•The government is balancing between full re-opening of the economy and containing the coronavirus which has hit global economies hard.
•Kenya has had its fare share of the pendemic's impact where economic growth shrunk to -0.3 per cent last year, with travel and tourism being the most hit.
The nationwide curfew in place since March 2020, could finally be lifted with in a month's time, Tourism and Wildlife CS Najib Balala has hinted.
“We are optimistic...in a months time or so we will be able to open up,” he said at a media forum on the Magical Kenya Travel Expo.
This, as the government balances between full re-opening of the economy and containing the Covid-19 pandemic that has greatly affected global economies.
The minister said the country's ongoing vaccination programme is key in the re-opening, and will also boost the confidence of international visitors.
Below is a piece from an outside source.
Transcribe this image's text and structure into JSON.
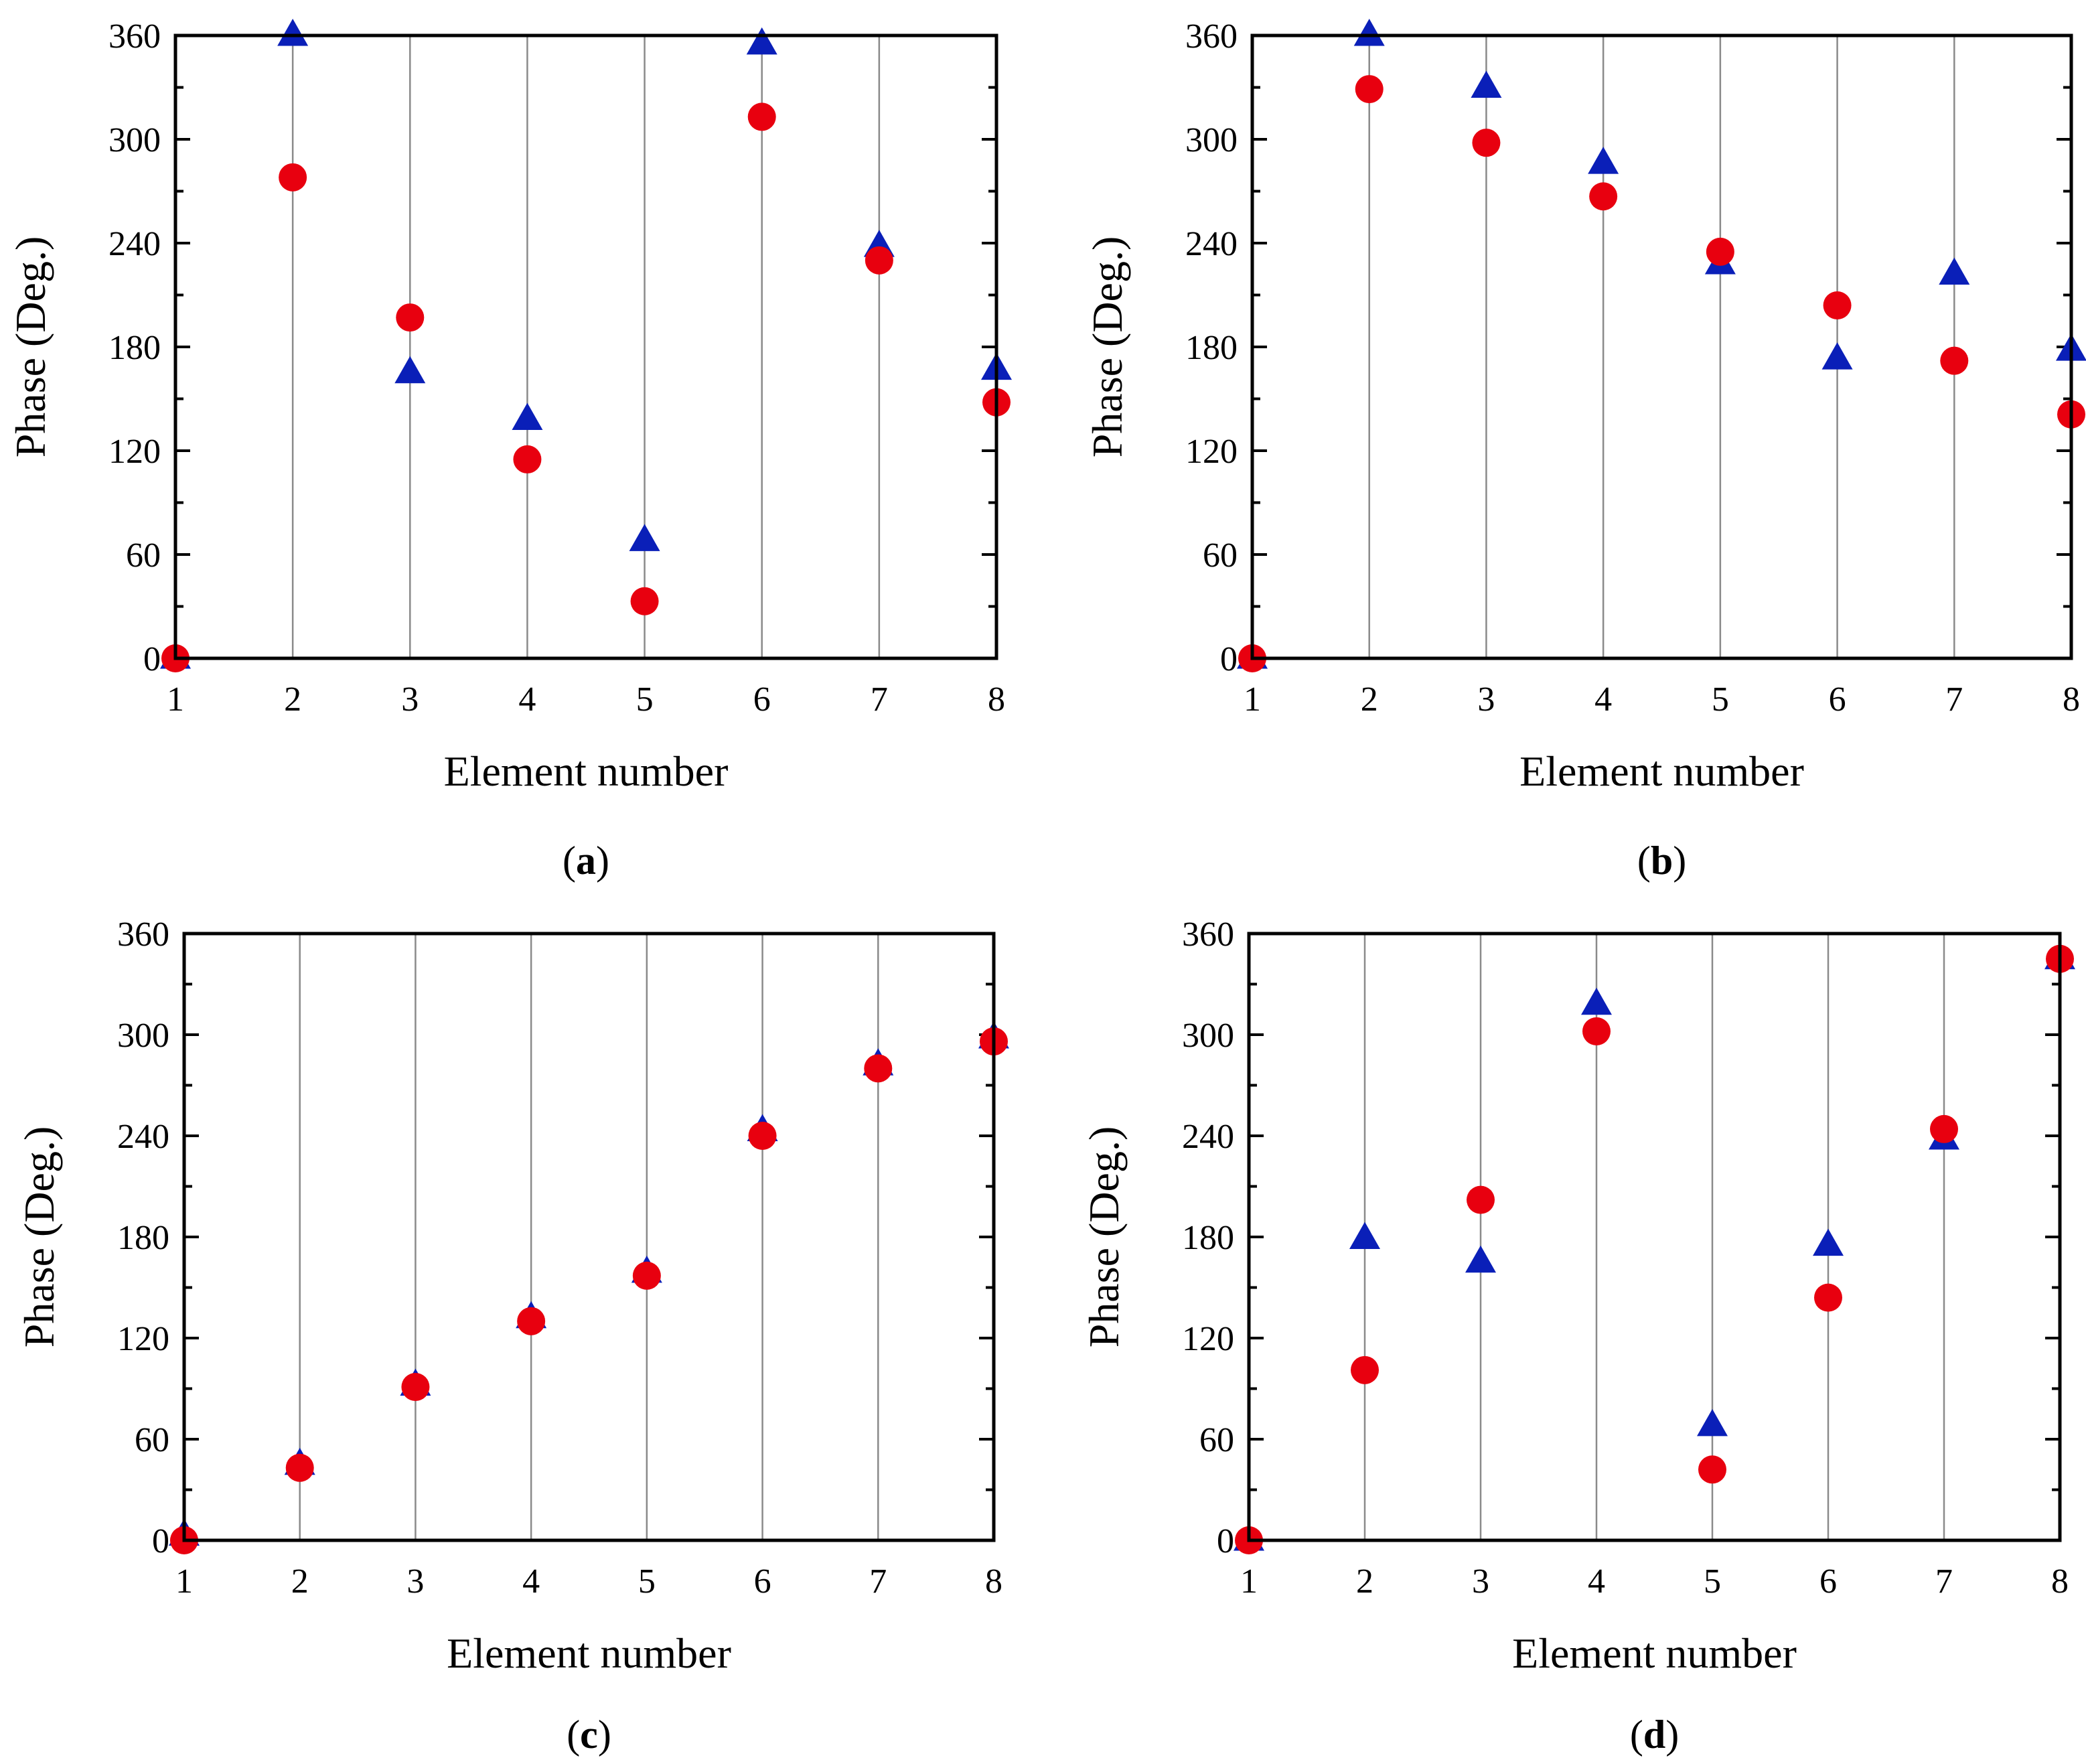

Kenya's economic growth shrunk to -0.3 per cent last year, from a growth of about five per cent in 2019 as a result of the pandemic.
According to government data collected in collaboration with the Kenya Private Sector Alliance, travel and tourism was the most hit last year where about 3.1 million jobs were affected.
This includes hotel employees, pubs and restaurants, tour operators, airlines, travel agents and their related suppliers and support services, a time when international travel came to a near stop costing Kenya a loss of about Sh130.9 billion in potential tourism revenues.
While majority Kenyans and tourism players had hoped the curfew rule could be reviewed this month, the government extended Covid-19 containment measures for another 30 days.
Health CS Mutahi Kagwe on Monday said the country is yet to hit the World Health Organisation recommended positivity rate of five per cent for a consistent period of 14 days.
"The containment measures including the curfew hours of 10 pm to 4 am will remain there and this is for two reasons... number one is that as far as the positivity rate is concerned, we are still above the WHO recommended figures in terms of two weeks period when you have got less than five per cent of positivity rate at a high testing level," Kagwe said.
He said the country needs the 30 days extension to allow vaccination of as many people as possible.
Balala said discussions are ongoing between relevant ministries to bring the curfew to an end and open up the economy.
He however noted that the entertainment sector and other crowd pulling events must be well managed to avoid being super spreaders of the virus.
A spike in infections could lead to a further review of containment measures, including strict curfew hours and restricted movement as seen before.
Balala said the government is targeting to have at least 10 million people vaccinated by December, a move that will support the re-opening efforts.
Kenya Association of Hotelkeepers and Caterers(KAHC) on Tuesday called for a review of the curfew.
“We need to relax the curfew rules and have a vaccination policy for external visitors if we are going to realise real change in numbers,” CEO Mike Macharia told the Star on telephone.